# NAP center rest flipper question



## bowjunkie2 (Dec 12, 2004)

I find that if you are pulling to much weight,the arrow has a tendency to lift off the flipper. Also how you grip the string with your fingers can cause problems. I never needed to bend the wire.


----------



## shadowhunter (Oct 12, 2003)

*bending*

Yes, you can bend the wire with a pair of pliers. It is also recommended that you trim the wire so it doesn't stick past your arrow, less to push out of the way by the flipper. I never got any benefit from the little plastic 'plunger flipper' part of this rest and cut it off very carefully as well. Getting back to the bending, I just curved it a little and it holds the arrow as well. The flipper will beat up a feather some, I don't know about vanes but it is hardly a worry cuz it will last a long time


----------



## Limey (May 6, 2005)

I always trim the wires to fit but never bend them... why ....because I have never needed to and if a never bend them a replacement will be identical.


----------



## AKRuss (Jan 10, 2003)

I trim and put a little bend in the wire with two pairs of needle nose pliers for hunting bows. It is VERY aggravating to stand up at the moment of truth and find your arrow haning off the rest. For target shooting I just trim a little off the length so it doesn't go beyond the outside edge of the arrow.


----------



## musikman43155 (Dec 4, 2007)

Does one generally set your arrow with the cock feather @ 9 o'clock with this rest? I just recently ordered one to use rather than my NAP Quiktune 750.
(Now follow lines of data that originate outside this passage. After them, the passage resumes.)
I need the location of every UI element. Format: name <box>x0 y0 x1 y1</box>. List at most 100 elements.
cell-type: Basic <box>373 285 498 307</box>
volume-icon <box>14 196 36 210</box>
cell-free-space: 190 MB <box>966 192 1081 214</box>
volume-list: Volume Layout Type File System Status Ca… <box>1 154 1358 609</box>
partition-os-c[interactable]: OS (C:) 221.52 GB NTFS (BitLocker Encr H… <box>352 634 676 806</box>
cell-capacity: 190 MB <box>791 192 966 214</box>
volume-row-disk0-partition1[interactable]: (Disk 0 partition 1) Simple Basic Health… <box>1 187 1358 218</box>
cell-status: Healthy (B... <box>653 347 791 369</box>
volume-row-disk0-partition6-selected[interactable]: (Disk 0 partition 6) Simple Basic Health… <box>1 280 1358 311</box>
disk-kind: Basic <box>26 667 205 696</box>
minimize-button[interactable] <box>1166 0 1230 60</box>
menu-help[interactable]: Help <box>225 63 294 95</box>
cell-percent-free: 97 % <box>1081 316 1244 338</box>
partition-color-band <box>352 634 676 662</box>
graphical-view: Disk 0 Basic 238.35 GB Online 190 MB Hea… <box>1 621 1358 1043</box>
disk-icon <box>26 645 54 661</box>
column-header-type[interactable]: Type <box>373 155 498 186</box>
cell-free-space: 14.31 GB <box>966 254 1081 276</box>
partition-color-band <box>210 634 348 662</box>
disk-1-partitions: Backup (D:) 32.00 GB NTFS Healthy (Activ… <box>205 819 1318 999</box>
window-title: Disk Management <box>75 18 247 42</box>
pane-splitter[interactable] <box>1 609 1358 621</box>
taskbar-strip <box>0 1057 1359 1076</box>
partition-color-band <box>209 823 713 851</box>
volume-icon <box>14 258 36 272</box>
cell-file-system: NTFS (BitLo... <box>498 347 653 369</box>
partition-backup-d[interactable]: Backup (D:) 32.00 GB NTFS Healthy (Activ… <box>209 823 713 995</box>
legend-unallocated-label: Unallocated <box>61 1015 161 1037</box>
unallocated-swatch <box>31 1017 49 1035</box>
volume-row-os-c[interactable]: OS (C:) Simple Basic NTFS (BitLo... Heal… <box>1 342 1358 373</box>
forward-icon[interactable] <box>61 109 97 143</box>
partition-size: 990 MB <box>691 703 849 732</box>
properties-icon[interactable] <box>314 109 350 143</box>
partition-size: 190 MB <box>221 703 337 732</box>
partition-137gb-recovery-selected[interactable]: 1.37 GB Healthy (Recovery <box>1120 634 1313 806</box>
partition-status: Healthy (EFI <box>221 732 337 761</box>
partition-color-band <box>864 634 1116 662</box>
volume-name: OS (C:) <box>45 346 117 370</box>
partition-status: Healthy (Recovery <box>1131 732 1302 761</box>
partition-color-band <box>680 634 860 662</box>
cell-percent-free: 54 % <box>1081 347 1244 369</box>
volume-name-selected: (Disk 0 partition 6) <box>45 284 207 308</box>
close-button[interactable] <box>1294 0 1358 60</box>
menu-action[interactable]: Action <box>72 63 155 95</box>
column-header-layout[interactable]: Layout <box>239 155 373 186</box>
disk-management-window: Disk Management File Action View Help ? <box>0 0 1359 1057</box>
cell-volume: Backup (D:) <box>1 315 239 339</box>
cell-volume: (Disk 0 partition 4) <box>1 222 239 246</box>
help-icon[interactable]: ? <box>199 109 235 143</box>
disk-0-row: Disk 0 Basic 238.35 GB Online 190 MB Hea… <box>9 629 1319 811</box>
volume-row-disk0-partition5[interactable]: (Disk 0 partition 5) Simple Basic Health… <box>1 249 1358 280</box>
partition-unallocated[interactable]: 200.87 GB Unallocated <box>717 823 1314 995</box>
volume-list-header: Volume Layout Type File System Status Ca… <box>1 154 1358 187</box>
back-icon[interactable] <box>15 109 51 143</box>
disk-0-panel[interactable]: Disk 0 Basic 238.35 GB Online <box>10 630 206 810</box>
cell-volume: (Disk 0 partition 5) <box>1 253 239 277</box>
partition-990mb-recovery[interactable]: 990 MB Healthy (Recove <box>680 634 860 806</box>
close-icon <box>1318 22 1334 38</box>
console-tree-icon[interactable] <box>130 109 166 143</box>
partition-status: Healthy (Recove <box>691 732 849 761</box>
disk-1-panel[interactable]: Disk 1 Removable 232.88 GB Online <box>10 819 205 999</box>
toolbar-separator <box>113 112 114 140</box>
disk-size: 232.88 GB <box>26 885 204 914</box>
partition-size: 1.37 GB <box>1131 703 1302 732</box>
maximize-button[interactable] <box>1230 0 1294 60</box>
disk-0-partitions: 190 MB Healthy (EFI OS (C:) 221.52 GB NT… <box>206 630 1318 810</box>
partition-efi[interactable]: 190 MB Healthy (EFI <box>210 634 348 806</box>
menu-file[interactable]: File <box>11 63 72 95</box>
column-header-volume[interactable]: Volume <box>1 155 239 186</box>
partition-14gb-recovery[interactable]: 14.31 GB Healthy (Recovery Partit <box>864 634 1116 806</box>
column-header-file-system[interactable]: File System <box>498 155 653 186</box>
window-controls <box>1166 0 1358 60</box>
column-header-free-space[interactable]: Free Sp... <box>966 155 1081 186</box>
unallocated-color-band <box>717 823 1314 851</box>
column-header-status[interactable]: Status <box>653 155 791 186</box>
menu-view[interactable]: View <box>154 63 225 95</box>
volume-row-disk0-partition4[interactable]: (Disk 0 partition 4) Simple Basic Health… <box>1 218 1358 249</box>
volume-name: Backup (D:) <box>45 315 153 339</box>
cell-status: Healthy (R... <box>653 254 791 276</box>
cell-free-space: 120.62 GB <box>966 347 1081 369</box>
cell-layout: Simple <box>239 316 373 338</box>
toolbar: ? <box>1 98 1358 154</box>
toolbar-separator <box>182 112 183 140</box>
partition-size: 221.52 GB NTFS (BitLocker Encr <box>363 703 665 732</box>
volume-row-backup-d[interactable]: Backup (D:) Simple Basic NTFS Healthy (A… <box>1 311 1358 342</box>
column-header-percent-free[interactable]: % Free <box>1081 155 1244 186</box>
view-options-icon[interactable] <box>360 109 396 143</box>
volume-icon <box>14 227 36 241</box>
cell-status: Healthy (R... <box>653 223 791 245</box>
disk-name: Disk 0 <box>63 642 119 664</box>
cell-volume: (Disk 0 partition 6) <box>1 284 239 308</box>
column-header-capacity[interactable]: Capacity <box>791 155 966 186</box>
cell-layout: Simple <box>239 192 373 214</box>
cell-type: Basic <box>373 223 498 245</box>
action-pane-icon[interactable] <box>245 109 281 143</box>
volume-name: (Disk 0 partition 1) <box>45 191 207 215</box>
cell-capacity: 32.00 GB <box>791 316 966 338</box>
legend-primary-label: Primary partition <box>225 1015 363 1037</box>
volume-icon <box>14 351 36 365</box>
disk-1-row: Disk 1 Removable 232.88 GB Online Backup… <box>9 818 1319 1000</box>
Does anyone favor it over the NAP 750?


----------



## tguil (Mar 3, 2003)

I've been using the NAP center rest flipper since they first came out. I use them as they come right out of the package -- no cuttin', no bendin'. I've never had an arrow come off in a hunting situation or in any other situation for that matter.

I have found that if I "mess" with something too much, I end up in a mess.

Tom


----------



## bowjunkie2 (Dec 12, 2004)

Mines more at the 8:00 position .....so when looking from behind the other two vanes pass cleanly by the plunger. Love them tuneable nocks !


----------



## Deer Sticker (Jan 2, 2007)

*center rest flipper*

Do you paper tune for a bullet hole with this rest?


----------



## musikman43155 (Dec 4, 2007)

I did install one today, though I'm unable to shoot correctly due to a finger injury. I did have to tilt it back a bit so the flipper curves up and catches the arrow, otherwise it would just fall off. 

Is this common?


----------



## Reich (Dec 7, 2006)

*flipper*

I cut the wire alittle & than tilt mine back alittle... works fine..


----------



## cthorness (Jun 19, 2007)

I trim mine to the width of the arrow and leave it at that. I am leery of bending for the same reason as Limey. I am looking for consistency.


----------



## e-manhunt (Sep 14, 2004)

Put it on. Leave it alone. I don't bend or clip. The little extra length has never been a problem.


----------